Eclair #2596, well I guess we’re on the topic of RBF so, limiting the number of times a peer attempting to open a dual funded channel can RBF fee bump the channel open transaction before the node won’t accept any further attempted updates. So, I think there’s actually two pieces to this PR. One is limiting the number of replacements; and the second one is actually limiting the minimum number of blocks in between each of those fee bumps. We go into some of the rationale here about what the motivation is.
I think there is some comment on the PR, I think it was from Dave, that actually outlined, “Hey, isn’t this already handled by the rules around RBF to permit DoS attacks?” and the conclusion is that they’re not able to execute all of those checks, because these are unconfirmed transactions potentially with unconfirmed inputs, and that you could essentially send a bunch of transactions and not actually follow the RBF rules. So, that’s why there’s actually this separate limit put in place at the Eclair.
Mark Erhardt: I think the point here is just that we don’t want people to bump transactions all the time and waste our cycles to entertain their many attempts, because that would allow them to waste our bandwidth and DoS us. So, this is just sort of a sanity limit that is placed into it to curb attack surface.
Mike Schmidt: Another Eclair PR is next #2595, and it seems to be some internal functions related to supporting splicing. We’ve seen a flurry of these over the last few weeks, so it’s good to see progress going on there.
Eclair #2479, adding support paying offers, and we outline in the newsletter a particular user flow. A user receiving an offer tells Eclair to pay the offer; Eclair uses the offer to fetch an invoice from the receiver and verifies the invoice meets the expected parameters, then pays the invoice. So, a fairly standard paying offer flow there that is now supported in Eclair.
LND #5988, adding a new optional probability estimator for finding payment paths. So, this is some previous research. We actually highlight this from Newsletter #192, which was way back a year ago, and LND has implemented this additional probability estimator that is based on some of the research that René Pickhardt did, I believe. And this is already in c-lightning and rust-lightning, and it’s now taking into account channel capacity when doing path finding.
Rust Bitcoin #1636
Our last PR for this week is Rust Bitcoin #1636, which is adding a predict_weight() function. There’s a bit of a chicken and egg here, in that you sort of want to know the weight in order to get the fee, and the fee for the weight, and so you can use this predict_weight() function. In the input to the function is a template for the transaction; and then the output of this function is the expected weight. It’s obviously useful for fee management to determine which inputs you need to add into the transaction, and it can provide a pretty good estimate without actually having to construct the actual transaction itself.
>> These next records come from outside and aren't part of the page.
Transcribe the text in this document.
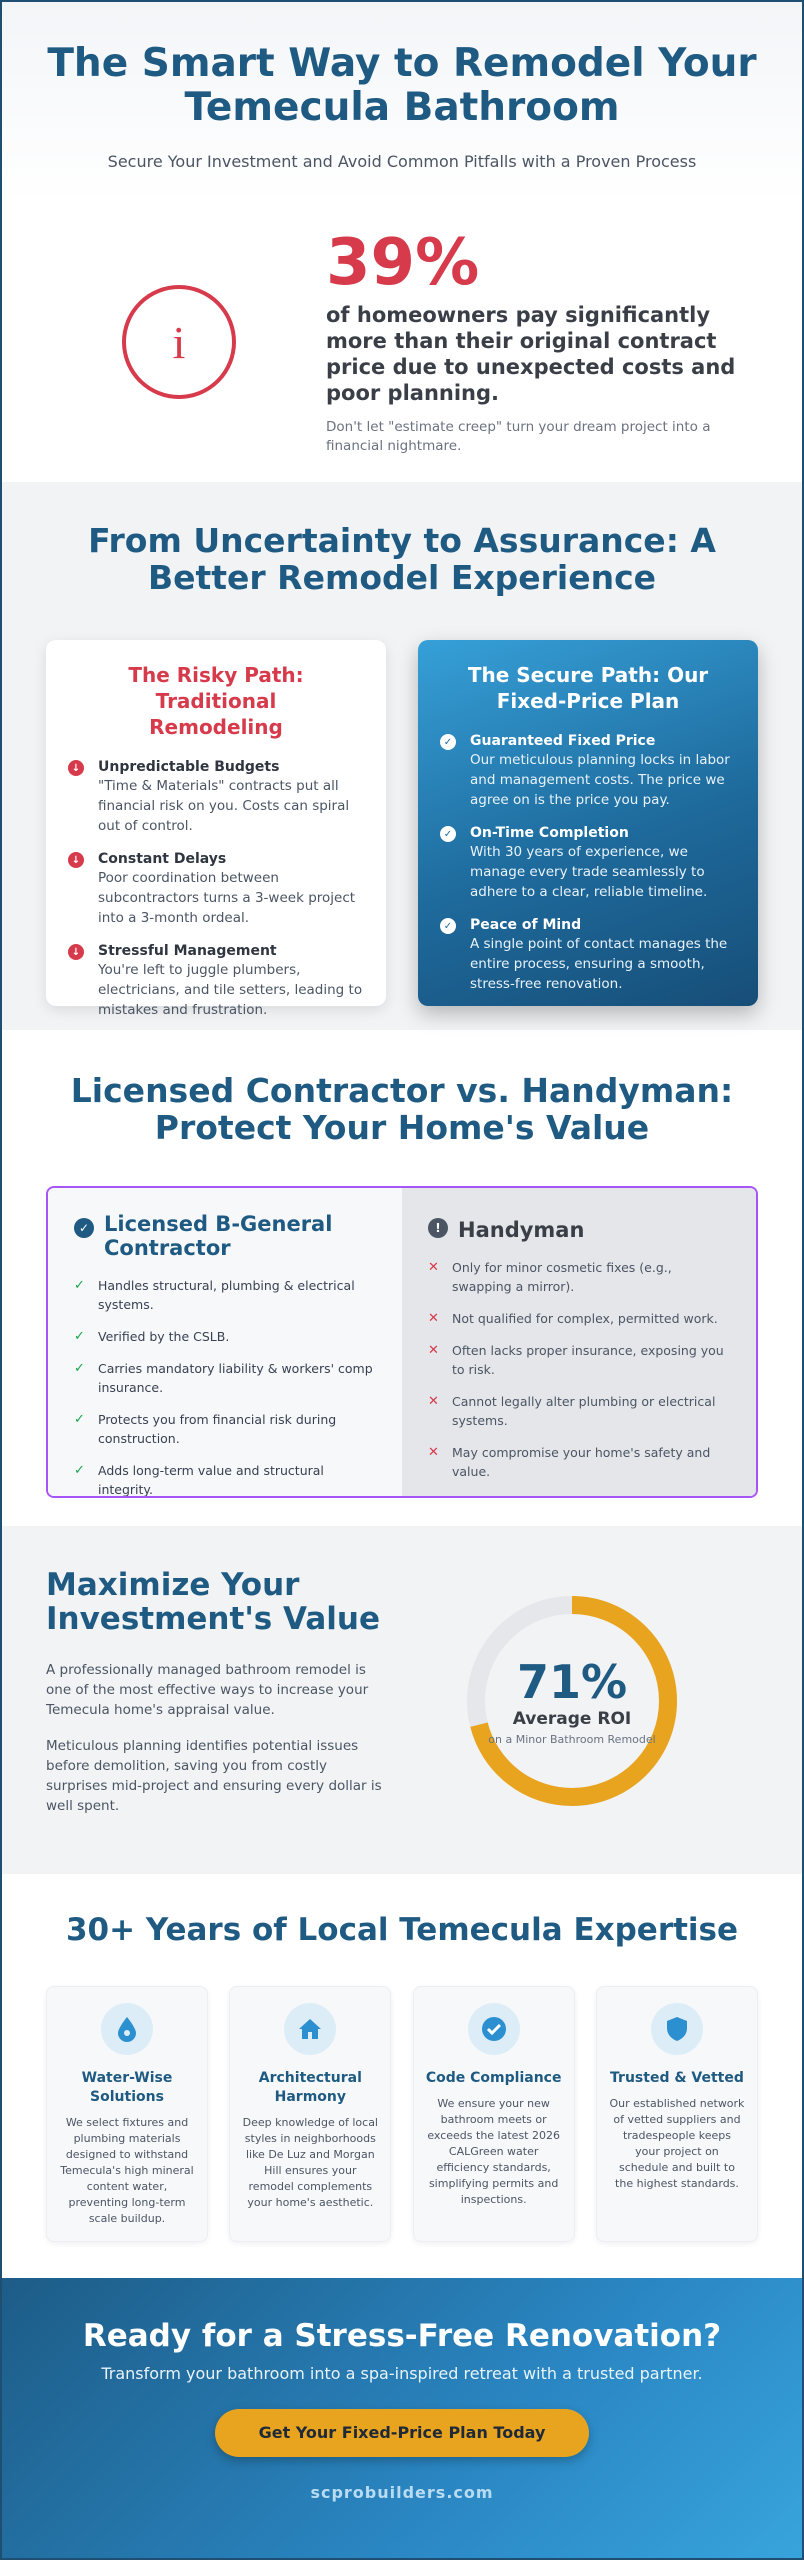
The Smart Way to Remodel Your Temecula Bathroom

Secure Your Investment and Avoid Common Pitfalls with a Proven Process

i
39%
of homeowners pay significantly more than their original contract price due to unexpected costs and poor planning.
Don't let "estimate creep" turn your dream project into a financial nightmare.
From Uncertainty to Assurance: A Better Remodel Experience
The Risky Path: Traditional Remodeling
↓ Unpredictable Budgets
"Time & Materials" contracts put all financial risk on you. Costs can spiral out of control.
↓ Constant Delays
Poor coordination between subcontractors turns a 3-week project into a 3-month ordeal.
↓ Stressful Management
You're left to juggle plumbers, electricians, and tile setters, leading to mistakes and frustration.
The Secure Path: Our Fixed-Price Plan
✓ Guaranteed Fixed Price
Our meticulous planning locks in labor and management costs. The price we agree on is the price you pay.
✓ On-Time Completion
With 30 years of experience, we manage every trade seamlessly to adhere to a clear, reliable timeline.
✓ Peace of Mind
A single point of contact manages the entire process, ensuring a smooth, stress-free renovation.
Licensed Contractor vs. Handyman: Protect Your Home's Value
✓ Licensed B-General Contractor
✓	Handles structural, plumbing & electrical systems.
✓	Verified by the CSLB.
✓	Carries mandatory liability & workers' comp insurance.
✓	Protects you from financial risk during construction.
✓	Adds long-term value and structural integrity.
! Handyman
✕	Only for minor cosmetic fixes (e.g., swapping a mirror).
✕	Not qualified for complex, permitted work.
✕	Often lacks proper insurance, exposing you to risk.
✕	Cannot legally alter plumbing or electrical systems.
✕	May compromise your home's safety and value.
Maximize Your Investment's Value

A professionally managed bathroom remodel is one of the most effective ways to increase your Temecula home's appraisal value.

Meticulous planning identifies potential issues before demolition, saving you from costly surprises mid-project and ensuring every dollar is well spent.

71%
Average ROI
on a Minor Bathroom Remodel
30+ Years of Local Temecula Expertise
Water-Wise Solutions
We select fixtures and plumbing materials designed to withstand Temecula's high mineral content water, preventing long-term scale buildup.
Architectural Harmony
Deep knowledge of local styles in neighborhoods like De Luz and Morgan Hill ensures your remodel complements your home's aesthetic.
Code Compliance
We ensure your new bathroom meets or exceeds the latest 2026 CALGreen water efficiency standards, simplifying permits and inspections.
Trusted & Vetted
Our established network of vetted suppliers and tradespeople keeps your project on schedule and built to the highest standards.
Ready for a Stress-Free Renovation?

Transform your bathroom into a spa-inspired retreat with a trusted partner.

Get Your Fixed-Price Plan Today
scprobuilders.com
I don’t see any requests for speakers, so I would like to thank our guests, Christian, Russell, James for joining us, and my sometimes co-host, Murch. Hopefully we can work on some of these issues for next week, or we can try and find a different platform if the issue persists, but thank you all for joining us for 90 minutes covering Newsletter #239 and we’ll see you all next week. Cheers.
Christian Decker: Thank you very much. Cheers.